[Freeipa-devel] [PATCH 0070] Normalization check only for IDNA domains

Mon Jun 30 08:43:32 UTC 2014

On Mon, 30 Jun 2014, Martin Basti wrote:
>On Fri, 2014-06-27 at 14:03 +0300, Alexander Bokovoy wrote:
>> On Fri, 27 Jun 2014, Martin Kosek wrote:
>> >On 06/27/2014 12:10 PM, Alexander Bokovoy wrote:
>> >> On Fri, 27 Jun 2014, Petr Spacek wrote:
>> >>> On 27.6.2014 11:21, Jan Cholasta wrote:
>> >>>> On 27.6.2014 10:58, Alexander Bokovoy wrote:
>> >>>>> On Fri, 27 Jun 2014, Jan Cholasta wrote:
>> >>>>>> On 27.6.2014 10:29, Alexander Bokovoy wrote:
>> >>>>>>> On Fri, 27 Jun 2014, Jan Cholasta wrote:
>> >>>>>>>> On 27.6.2014 10:15, Alexander Bokovoy wrote:
>> >>>>>>>>> On Fri, 20 Jun 2014, Martin Basti wrote:
>> >>>>>>>>>> On Fri, 2014-06-20 at 10:32 +0200, Jan Cholasta wrote:
>> >>>>>>>>>>> On 18.6.2014 16:49, Martin Basti wrote:
>> >>>>>>>>>>>> Due to compability with older versions, only IDNA domains should be
>> >>>>>>>>>>>> checked
>> >>>>>>>>>>>> Patch attached.
>> >>>>>>>>>>>
>> >>>>>>>>>>> I'm not particularly happy about the u'\xdf' special case.

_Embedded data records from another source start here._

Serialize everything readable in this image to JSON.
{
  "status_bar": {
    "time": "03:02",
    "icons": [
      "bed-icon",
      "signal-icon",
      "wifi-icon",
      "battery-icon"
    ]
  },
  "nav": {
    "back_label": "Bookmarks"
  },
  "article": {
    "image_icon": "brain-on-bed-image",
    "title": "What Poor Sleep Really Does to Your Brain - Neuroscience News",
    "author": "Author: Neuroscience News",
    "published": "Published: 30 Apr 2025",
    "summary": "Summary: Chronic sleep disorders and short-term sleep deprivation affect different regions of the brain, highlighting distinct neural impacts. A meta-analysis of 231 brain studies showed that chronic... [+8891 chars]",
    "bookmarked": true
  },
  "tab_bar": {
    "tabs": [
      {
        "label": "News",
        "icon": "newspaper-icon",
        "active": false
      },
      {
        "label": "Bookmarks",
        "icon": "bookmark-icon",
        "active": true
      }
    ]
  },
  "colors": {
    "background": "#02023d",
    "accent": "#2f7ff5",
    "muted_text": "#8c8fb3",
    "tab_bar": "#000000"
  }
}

Isn't
>> >>>>>>>>>>> there a
>> >>>>>>>>>>> better way to do this check?
>> >>>>>>>>>> I cant find better way. u'\xdf' is mapped to ss, and ss is not IDN
>> >>>>>>>>>> string.
>> >>>>>>>>>>
>> >>>>>>>>>> Or just remove this validation.
>> >>>>>>>>>>
>> >>>>>>>>>>> (BTW I really think this should be a warning, not an error, but that
>> >>>>>>>>>>> would require larger amount of work, so I guess it's OK for now.)

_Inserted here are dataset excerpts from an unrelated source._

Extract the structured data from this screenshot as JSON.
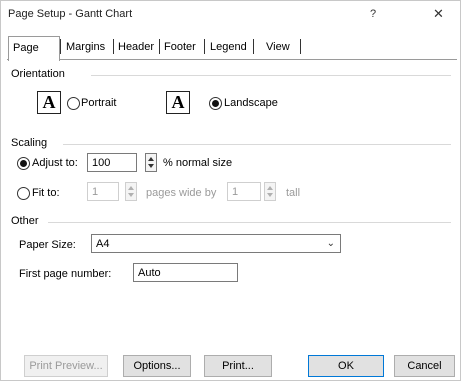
{
  "window": {
    "title": "Page Setup - Gantt Chart",
    "help": "?",
    "close": "✕"
  },
  "tabs": [
    "Page",
    "Margins",
    "Header",
    "Footer",
    "Legend",
    "View"
  ],
  "orientation": {
    "label": "Orientation",
    "glyph": "A",
    "portrait": "Portrait",
    "landscape": "Landscape",
    "selected": "landscape"
  },
  "scaling": {
    "label": "Scaling",
    "adjust_to_label": "Adjust to:",
    "adjust_value": "100",
    "normal_size": "% normal size",
    "fit_to_label": "Fit to:",
    "fit_wide": "1",
    "pages_wide_by": "pages wide by",
    "fit_tall": "1",
    "tall": "tall"
  },
  "other": {
    "label": "Other",
    "paper_size_label": "Paper Size:",
    "paper_size": "A4",
    "first_page_label": "First page number:",
    "first_page": "Auto"
  },
  "buttons": {
    "print_preview": "Print Preview...",
    "options": "Options...",
    "print": "Print...",
    "ok": "OK",
    "cancel": "Cancel"
  }
}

>> >>>>>>>>>> (More pain than gain)
>> >>>>>>>>> Main thing in this patch is that the check should not be done against
>> >>>>>>>>> non-IDN strings. I want this version of the patch to go in for that
>> >>>>>>>>> reason as currently you cannot even complete ipa-adtrust-install
>> >>>>>>>>> run due
>> >>>>>>>>> to IDN normalisation check being applied to non-IDN domains.
>> >>>>>>>>
>> >>>>>>>> On non-IDN domains, the only effect of IDN normalization is that it
>> >>>>>>>> lower-cases the names (right?), so the check should compare
>> >>>>>>>> lower-cased original name with the normalized name, instead of
>> >>>>>>>> special-casing certain characters etc.
>> >>>>>>> .. what's the reason to do such comparison then? lower-cased non-IDN
>> >>>>>>> name will be equal to lower-cased normalized non-IDN name by definition,
>> >>>>>>> so the check is not needed in this case, at all.
>> >>>>>>
>> >>>>>> The point is that it works for both IDN and non-IDN, without
>> >>>>>> u'\xdf'-style hacks.
>> >>>>> No, your proposal of comparing low-cased value and normalized value is
>> >>>>> not going to work because low-cased value is in general not equal to
>> >>>>> normalized value for IDN names, only for non-IDN ones, due to the fact
>> >>>>> that lower case for non-ASCII Unicode character may map to a completely
>> >>>>> different character than in normalization situation. Take, for example,
>> >>>>> Turkish alphabet where there are six letters with different case rules
>> >>>>> (uppercase dotted i, dottless lowercase i, upper- and lowercase G with
>> >>>>> breve accent, and upper- and lowercase S with cedilla), which will break
>> >>>>> your generalized check.
>> >>>>> So you'll anyway will need to split these cases.
>> >>>>>
>> >>>>
>> >>>> I see.
>> >>>>
>> >>>> I'm still not comfortable with carrying the bit of knowledge about u'\xdf' in
>> >>>> this particular spot. Can we check that a name is IDN some other way than
>> >>>> "domain_name.is_idn() or u'\xdf' in value"?
>> >>>
>> >>> Why can't we simply fix string constants in ipa-adtrust-install and avoid
>> >>> adding hacks for it?
>> >> Because they are correct, in the sense that they follow what is defined
>> >> for Active Directory. Yes, AD puts them in that case into DNS. There is
>> >> simply no reason to force lower case for non-IDN names.
>> >>
>> >> That said, a newer fix is attached, where error message is formatted
>> >> properly.
>> >
>> >I would personally be OK with the change if the is_* are fixed as Honza
>> >proposed, current way is not so Python-ic/readable. I.e.:
>> >
>> >Instead of
>> >+            is_idna = True in [encodings.idna.ToASCII(x) != x for x in labels]
>> >Use
>> >+            is_idna = any(encodings.idna.ToASCII(x) != x for x in labels)
>> >
>> >Instead of
>> >+                is_nonnorm = True in [encodings.idna.nameprep(x) != x for x in
>> >labels]
>> >use
>> >+                is_nonnorm = any(encodings.idna.nameprep(x) != x for x in labels)
>> >
>> >However, we can wait till Monday for Martin2's feedback.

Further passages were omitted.